A third argument is that the nation faces a doctor shortage, as older physicians retire, baby boomers require more care and the health-care law provides coverage to more Americans.

But that shortage is driven by a funding dispute between hospitals and the federal government, over whether Congress should increase subsidies, paid through the Medicare program, for medical residencies. It has nothing to do with people's desire to become doctors: The number of medical-school applicants this year exceeded 45,000, about 35 percent more than a decade ago.

So what's the answer? One option is to cut Medicare rates for specialists, using part of the savings to fund current rates or even gradual increases for primary-care physicians. That would ease some of the pressure on the broader economy, because Medicare rates affect payments by private insurers.

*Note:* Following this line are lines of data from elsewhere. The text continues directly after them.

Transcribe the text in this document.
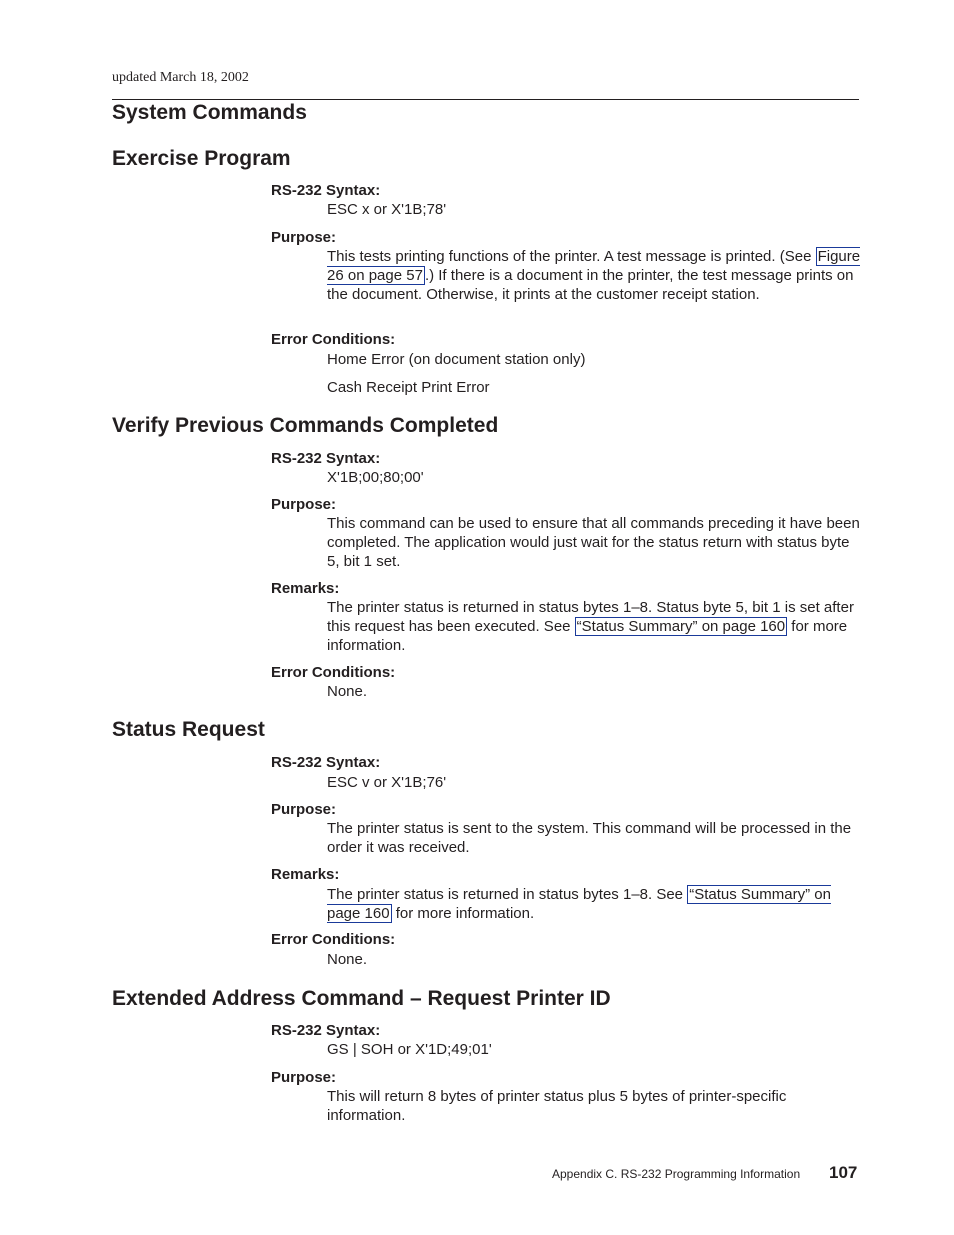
updated March 18, 2002
System Commands
Exercise Program
RS-232 Syntax:
ESC x or X'1B;78'
Purpose:
This tests printing functions of the printer. A test message is printed. (See Figure 26 on page 57 .) If there is a document in the printer, the test message prints on the document. Otherwise, it prints at the customer receipt station.
Error Conditions:
Home Error (on document station only)
Cash Receipt Print Error
Verify Previous Commands Completed
RS-232 Syntax:
X'1B;00;80;00'
Purpose:
This command can be used to ensure that all commands preceding it have been completed. The application would just wait for the status return with status byte 5, bit 1 set.
Remarks:
The printer status is returned in status bytes 1–8. Status byte 5, bit 1 is set after this request has been executed. See “Status Summary” on page 160 for more information.
Error Conditions:
None.
Status Request
RS-232 Syntax:
ESC v or X'1B;76'
Purpose:
The printer status is sent to the system. This command will be processed in the order it was received.
Remarks:
The printer status is returned in status bytes 1–8. See “Status Summary” on page 160 for more information.
Error Conditions:
None.
Extended Address Command – Request Printer ID
RS-232 Syntax:
GS | SOH or X'1D;49;01'
Purpose:
This will return 8 bytes of printer status plus 5 bytes of printer-specific information.
Appendix C. RS-232 Programming Information 107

It would also change the incentives that drive so many medical students away from family medicine toward more lucrative specialties.

Another option is to replace the current law on Medicare payment rates, which Congress consistently overrides, with legislation that would reduce payments by a smaller amount for all doctors and link them to the rate of economic growth. Congress has failed to stick to this approach before, but if lawmakers believe their own rhetoric about the dangers of rising Medicare costs, this is one way to act on it.

The government could also make an end run around doctors by allowing nurses and physicians' assistants to do more of the work. That possibility alone, which would reduce the role of doctors, and therefore their leverage, should give them an incentive to compromise.

The solutions aren't easy. But the question isn't whether doctors deserve to be paid less. It's whether they deserve a level of protection that's unlikely to be afforded hospitals, nursing homes or Medicare beneficiaries.

Excluding doctors from spending cuts means greater sacrifice from the rest of the health-care world - including their own patients. That's not a picture Norman Rockwell ever painted.